Abstract

We use a multiscale study to investigate the strain record in the continental sandstones-filled minibasins of the Sivas Basin. Located on the central Anatolian Plateau, the Sivas basin is a foreland fold-and-thrust belt characterized in its central part by a wall and basin province in which two generations of Oligocene minibasins develop. We collected 399 oriented cores and 2504 fractures in the lower and middle members of the continental Karayün Formation from four minibasins (Emirhan, Karayün, Egribuçak and Ilkindi). Integrated analyses support several observations: (i) an early fracture set, striking NS, occurs in all minibasins.

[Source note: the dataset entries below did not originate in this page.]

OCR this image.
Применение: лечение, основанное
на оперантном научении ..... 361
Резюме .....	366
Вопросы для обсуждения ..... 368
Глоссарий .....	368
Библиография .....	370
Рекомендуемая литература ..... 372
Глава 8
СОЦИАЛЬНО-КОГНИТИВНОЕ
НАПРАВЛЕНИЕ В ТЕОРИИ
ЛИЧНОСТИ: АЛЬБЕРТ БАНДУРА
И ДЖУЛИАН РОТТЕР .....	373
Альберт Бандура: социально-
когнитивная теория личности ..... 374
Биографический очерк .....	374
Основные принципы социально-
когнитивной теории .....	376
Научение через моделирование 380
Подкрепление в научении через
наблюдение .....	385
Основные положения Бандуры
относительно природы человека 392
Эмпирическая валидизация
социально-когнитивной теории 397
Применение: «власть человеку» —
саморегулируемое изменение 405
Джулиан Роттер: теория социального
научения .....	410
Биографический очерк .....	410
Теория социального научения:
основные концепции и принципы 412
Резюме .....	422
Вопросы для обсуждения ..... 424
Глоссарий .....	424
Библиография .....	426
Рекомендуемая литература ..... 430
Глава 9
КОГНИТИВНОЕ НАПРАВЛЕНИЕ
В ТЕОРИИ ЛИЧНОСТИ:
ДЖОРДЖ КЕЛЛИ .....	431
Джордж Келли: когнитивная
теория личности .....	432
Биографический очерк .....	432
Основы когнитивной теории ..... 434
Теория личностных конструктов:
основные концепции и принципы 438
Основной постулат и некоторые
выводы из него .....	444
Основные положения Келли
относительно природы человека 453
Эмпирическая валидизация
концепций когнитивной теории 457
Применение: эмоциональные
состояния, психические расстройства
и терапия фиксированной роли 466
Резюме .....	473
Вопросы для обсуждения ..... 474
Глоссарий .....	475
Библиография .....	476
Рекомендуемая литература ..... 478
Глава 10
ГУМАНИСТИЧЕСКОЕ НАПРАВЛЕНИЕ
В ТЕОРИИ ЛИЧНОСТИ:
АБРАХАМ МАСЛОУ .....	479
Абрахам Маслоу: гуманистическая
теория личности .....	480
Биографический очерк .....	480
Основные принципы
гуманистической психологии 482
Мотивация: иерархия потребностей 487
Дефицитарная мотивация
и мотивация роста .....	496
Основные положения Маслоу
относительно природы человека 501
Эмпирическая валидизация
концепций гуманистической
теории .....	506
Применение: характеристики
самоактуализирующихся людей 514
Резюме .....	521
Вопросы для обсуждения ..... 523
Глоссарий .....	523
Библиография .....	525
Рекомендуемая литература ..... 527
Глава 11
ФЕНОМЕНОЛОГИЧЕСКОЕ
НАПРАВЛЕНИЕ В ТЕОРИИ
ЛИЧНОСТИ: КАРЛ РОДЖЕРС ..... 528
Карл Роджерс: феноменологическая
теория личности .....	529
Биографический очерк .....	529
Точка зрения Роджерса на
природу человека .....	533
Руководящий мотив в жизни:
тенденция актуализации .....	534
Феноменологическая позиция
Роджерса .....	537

These fractures developed prior to macroscopic halokinetic structures formation (such as megaflap) and prior to minibasin tilting, during Layer Parallel Shortening (LPS). (ii) A preferential orientation of matrix texture, estimated using anisotropy of magnetic susceptibility, is related to the LPS direction only in the Emirhan minibasin. (iii) A second, younger, fracture set, oriented parallel to the tilting axes of the minibasins and to the thrust faults, developed prior to minibasin tilting or folding of minibasin edge structures (known as megaflaps, megahooks and composite halokinetic sequences). The existence of the carapace above raising salt bodies enables the propagation of the LPS deformation in response to regional shortening. However, once the carapace is broken due to the salt rise, there is no evidence of deformation at the meter and matrix scales in relation with FTB shortening affecting the wall and basin domain. The large bodies of evaporites preferentially accommodate compression in between minibasins through internal diapir squeezed. Salt bodies inhibit matrix and mesoscale deformation within the minibasins.